Referidos princípios constituem direitos fundamentais, protegidos por cláusula pétrea e que não podem ser suprimidos nem mesmo por meio de Emendas Constitucionais, consoante expressa proibição estabelecida no inciso VI, do § 4º, do art. 60 da CF. Dessa forma, o consumidor, em o querendo, poderá apresentar impugnação dirigida à concessionária, assim que receber a carta contendo advertência de suspensão do fornecimento de energia de que cuida o § 2º do art. 14 da indigitada Medida Provisória. Da mesma forma, ele poderá impugnar o valor da sobretaxa, vedada, numa e noutra hipótese, a invocação de inconstitucionalidade dessas medidas.
As impugnações são possíveis, porque o critério estabelecido pela Medida Provisória, para apuração da média de consumo de energia (consumo dos meses de maio, junho e julho de 2000), é por demais genérico, não representando a média real de consumo, em determinado trimestre, para muitos consumidores. Aqueles que viajaram no mês de julho, por exemplo, em virtude de férias escolares, foram prejudicados pela inclusão desse mês no trimestre considerado.
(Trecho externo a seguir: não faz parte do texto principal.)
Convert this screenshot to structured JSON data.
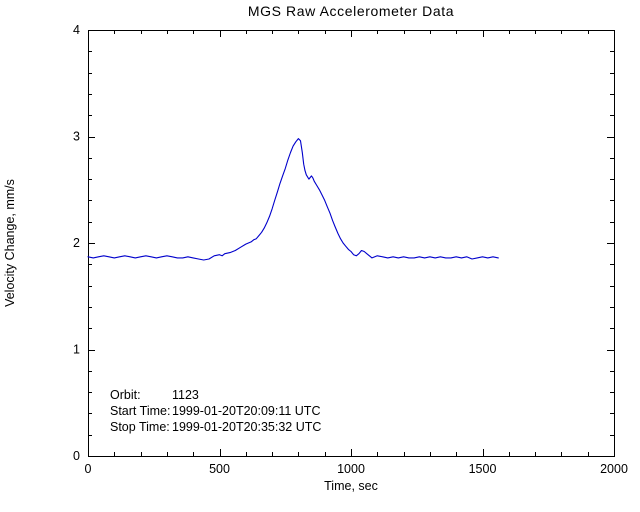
{
  "chart_data": {
    "type": "line",
    "title": "MGS Raw Accelerometer Data",
    "xlabel": "Time, sec",
    "ylabel": "Velocity Change, mm/s",
    "xlim": [
      0,
      2000
    ],
    "ylim": [
      0,
      4
    ],
    "xticks": [
      0,
      500,
      1000,
      1500,
      2000
    ],
    "yticks": [
      0,
      1,
      2,
      3,
      4
    ],
    "xminor": 100,
    "yminor": 0.2,
    "grid": false,
    "legend": "none",
    "line_color": "#0000CC",
    "axis_color": "#000000",
    "series": [
      {
        "name": "velocity_change_mm_s",
        "points": [
          [
            0,
            1.87
          ],
          [
            20,
            1.86
          ],
          [
            40,
            1.87
          ],
          [
            60,
            1.88
          ],
          [
            80,
            1.87
          ],
          [
            100,
            1.86
          ],
          [
            120,
            1.87
          ],
          [
            140,
            1.88
          ],
          [
            160,
            1.87
          ],
          [
            180,
            1.86
          ],
          [
            200,
            1.87
          ],
          [
            220,
            1.88
          ],
          [
            240,
            1.87
          ],
          [
            260,
            1.86
          ],
          [
            280,
            1.87
          ],
          [
            300,
            1.88
          ],
          [
            320,
            1.87
          ],
          [
            340,
            1.86
          ],
          [
            360,
            1.86
          ],
          [
            380,
            1.87
          ],
          [
            400,
            1.86
          ],
          [
            420,
            1.85
          ],
          [
            440,
            1.84
          ],
          [
            460,
            1.85
          ],
          [
            480,
            1.88
          ],
          [
            500,
            1.89
          ],
          [
            510,
            1.88
          ],
          [
            520,
            1.9
          ],
          [
            540,
            1.91
          ],
          [
            560,
            1.93
          ],
          [
            580,
            1.96
          ],
          [
            600,
            1.99
          ],
          [
            610,
            2.0
          ],
          [
            620,
            2.01
          ],
          [
            630,
            2.03
          ],
          [
            640,
            2.04
          ],
          [
            650,
            2.07
          ],
          [
            660,
            2.1
          ],
          [
            670,
            2.14
          ],
          [
            680,
            2.19
          ],
          [
            690,
            2.25
          ],
          [
            700,
            2.32
          ],
          [
            710,
            2.4
          ],
          [
            720,
            2.48
          ],
          [
            730,
            2.56
          ],
          [
            740,
            2.63
          ],
          [
            750,
            2.7
          ],
          [
            760,
            2.78
          ],
          [
            770,
            2.85
          ],
          [
            780,
            2.91
          ],
          [
            790,
            2.95
          ],
          [
            800,
            2.98
          ],
          [
            808,
            2.96
          ],
          [
            815,
            2.85
          ],
          [
            820,
            2.74
          ],
          [
            825,
            2.68
          ],
          [
            830,
            2.64
          ],
          [
            840,
            2.6
          ],
          [
            850,
            2.63
          ],
          [
            855,
            2.61
          ],
          [
            860,
            2.58
          ],
          [
            870,
            2.54
          ],
          [
            880,
            2.5
          ],
          [
            890,
            2.45
          ],
          [
            900,
            2.4
          ],
          [
            910,
            2.34
          ],
          [
            920,
            2.28
          ],
          [
            930,
            2.21
          ],
          [
            940,
            2.15
          ],
          [
            950,
            2.09
          ],
          [
            960,
            2.04
          ],
          [
            970,
            2.0
          ],
          [
            980,
            1.97
          ],
          [
            990,
            1.94
          ],
          [
            1000,
            1.92
          ],
          [
            1010,
            1.89
          ],
          [
            1020,
            1.88
          ],
          [
            1030,
            1.9
          ],
          [
            1040,
            1.93
          ],
          [
            1050,
            1.92
          ],
          [
            1060,
            1.9
          ],
          [
            1070,
            1.88
          ],
          [
            1080,
            1.86
          ],
          [
            1100,
            1.88
          ],
          [
            1120,
            1.87
          ],
          [
            1140,
            1.86
          ],
          [
            1160,
            1.87
          ],
          [
            1180,
            1.86
          ],
          [
            1200,
            1.87
          ],
          [
            1220,
            1.86
          ],
          [
            1240,
            1.86
          ],
          [
            1260,
            1.87
          ],
          [
            1280,
            1.86
          ],
          [
            1300,
            1.87
          ],
          [
            1320,
            1.86
          ],
          [
            1340,
            1.87
          ],
          [
            1360,
            1.86
          ],
          [
            1380,
            1.86
          ],
          [
            1400,
            1.87
          ],
          [
            1420,
            1.86
          ],
          [
            1440,
            1.87
          ],
          [
            1460,
            1.85
          ],
          [
            1480,
            1.86
          ],
          [
            1500,
            1.87
          ],
          [
            1520,
            1.86
          ],
          [
            1540,
            1.87
          ],
          [
            1560,
            1.86
          ]
        ]
      }
    ]
  },
  "annotations": [
    {
      "label": "Orbit:",
      "value": "1123"
    },
    {
      "label": "Start Time:",
      "value": "1999-01-20T20:09:11 UTC"
    },
    {
      "label": "Stop Time:",
      "value": "1999-01-20T20:35:32 UTC"
    }
  ]
}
Em relação às habitações novas, posteriores a julho de 2000, cabe à concessionária considerar qualquer período trimestral dentro dos últimos doze meses segundo a delegação outorgada pelo Medida Provisória em questão. E se a habitação tiver menos que doze meses? Qual seria o critério? Seria aquele que viesse na cabeça do burocrata da concessionária? Ninguém o sabe, pois, o legislador palaciano nada adiantou a respeito. E mais, existem casos em que no trimestre considerado houve menos consumo de energia, por “n” motivos alheios à vontade do consumidor. Exemplos: danificação dos equipamentos eletrodomésticos como freezer, geladeira, máquina de lavar louça, máquina de lavar roupas, secadora, televisão etc. Há, ainda, a possibilidade de defeitos nos relógios instalados pela concessionária, acarretando medição maior do que a energia efetivamente consumida.
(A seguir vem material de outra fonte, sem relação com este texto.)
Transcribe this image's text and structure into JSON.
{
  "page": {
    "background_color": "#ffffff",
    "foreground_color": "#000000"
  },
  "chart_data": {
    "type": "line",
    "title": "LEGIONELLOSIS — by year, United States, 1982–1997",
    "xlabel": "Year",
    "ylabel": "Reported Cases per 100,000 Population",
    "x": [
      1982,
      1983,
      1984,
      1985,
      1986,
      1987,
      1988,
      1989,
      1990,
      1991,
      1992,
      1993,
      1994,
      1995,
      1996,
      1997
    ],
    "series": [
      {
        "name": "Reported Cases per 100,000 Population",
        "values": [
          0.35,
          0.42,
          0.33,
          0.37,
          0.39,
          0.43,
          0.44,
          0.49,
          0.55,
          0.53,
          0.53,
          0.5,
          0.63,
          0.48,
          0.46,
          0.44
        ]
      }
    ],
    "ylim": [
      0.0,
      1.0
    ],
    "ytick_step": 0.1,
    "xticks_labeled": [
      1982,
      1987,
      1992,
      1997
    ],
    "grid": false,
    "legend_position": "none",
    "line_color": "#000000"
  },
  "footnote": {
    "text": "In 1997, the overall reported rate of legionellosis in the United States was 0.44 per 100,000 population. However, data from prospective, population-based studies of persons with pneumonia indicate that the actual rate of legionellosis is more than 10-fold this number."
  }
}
Enfim, as dificuldades são enormes e de toda ordem.
Por tais razões, não se pode suprimir o fornecimento de energia e nem cobrar a sobretaxa, na verdade, receita derivada, sem a observância do contraditório e da ampla defesa, como se a legislação palaciana em tela tivesse instituído um critério perfeito, impecável, justo e infalível.
SP, 03.07.01.
* Especialista em Direito Tributário e em Ciência das Finanças pela FADUSP. Professor de Direito Tributário, Administrativo e Financeiro. Presidente Conselheiro do Instituto dos Advogados de São Paulo. Ex Procurador-Chefe da Consultoria Jurídica do Município de São Paulo.